Stability and Growth Pact
Delivered in Plenary 3rd October 2001
The dark clouds of recession are looming in the western world in part due to the piercing of the asset bubble of the US stockmarket, but further exacerbated by the the unexpected shock and downturn in Economic confidence following the September 11th terrorist attacks. The US Federal Reserve has dropped the federal funds rate to a 39-year low of 2.5 percent. This is the ninth rate cut this year. The ECB may respond shortly but almost two years since the euro's launch there is as yet little enthusiasm for its future role as the major international reserve currency. In part the result of exchange rate weakness, and in part because the notes and coins are yet to circulate so it cannot yet be heralded as an unqualified success. It still remains to be seen if the 'one-size-fits-all' model of interest rates will work in countries like Ireland. It is these concerns and the added one of the Constitutional implications and loss of national sovereignty which leaves my country the UK, to remain outside. Although clearly we all wish the project well which frankly has confounded many pessimists including our former Prime Minister John Major.
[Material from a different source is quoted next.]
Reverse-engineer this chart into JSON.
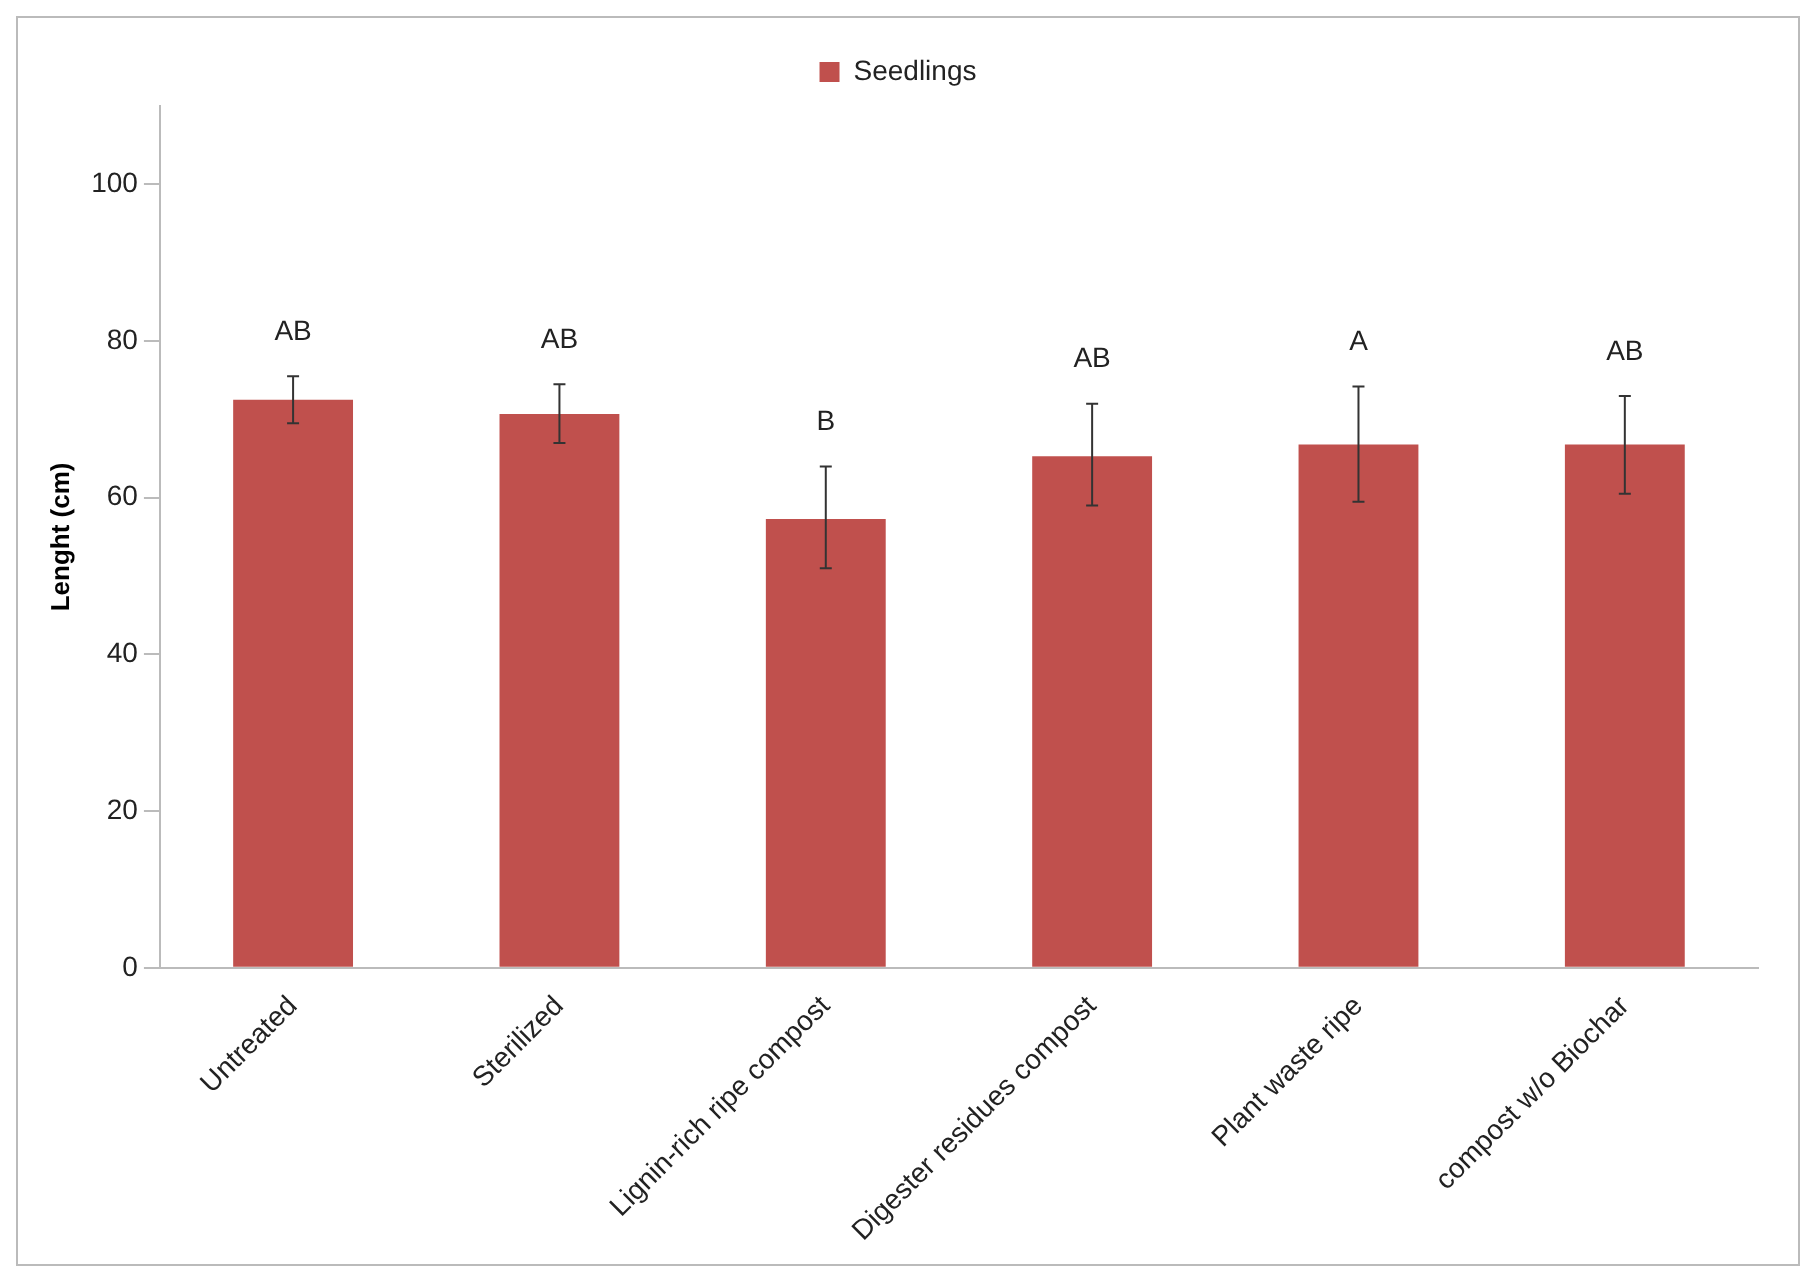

Some years ago the Commission in its MacDougall Report concluded that central tax raising powers of 7% GDP would be needed to allow countercyclical spending and transfer payments to make a single currency zone function properly. This would of course have been an anathema to member states so they decided on the strict spending, borrowing and inflation limits in Dublin in 1996 as an alternative. Recently there have been calls to loosen up on these ceilings.
This is unwise as I believe firmly in this prudent approach to public finances and borrowing. Furthermore the British economy is linked and becoming more convergent with the Eurozone economy so we all have an incentive to stick to the guidelines and we must not allow the US crisis to be an excuse to a new big government tax and spend policy. The Stability Pact includes mechanisms designed to operate in recession and Article 2(1) (on the "Excesive deficit procedure") may be used if exceptional expenditure is now required to meet increased defence and internal security spending to reinforce the public's safety. Member states should instead concentrate on the tough structural reforms needed to free-up labour markets and also deregulate and privatise state industries rather than return to the bad old ways of spending their way out of a crisis. This will only fuel inflation and increases the mountain of national debt.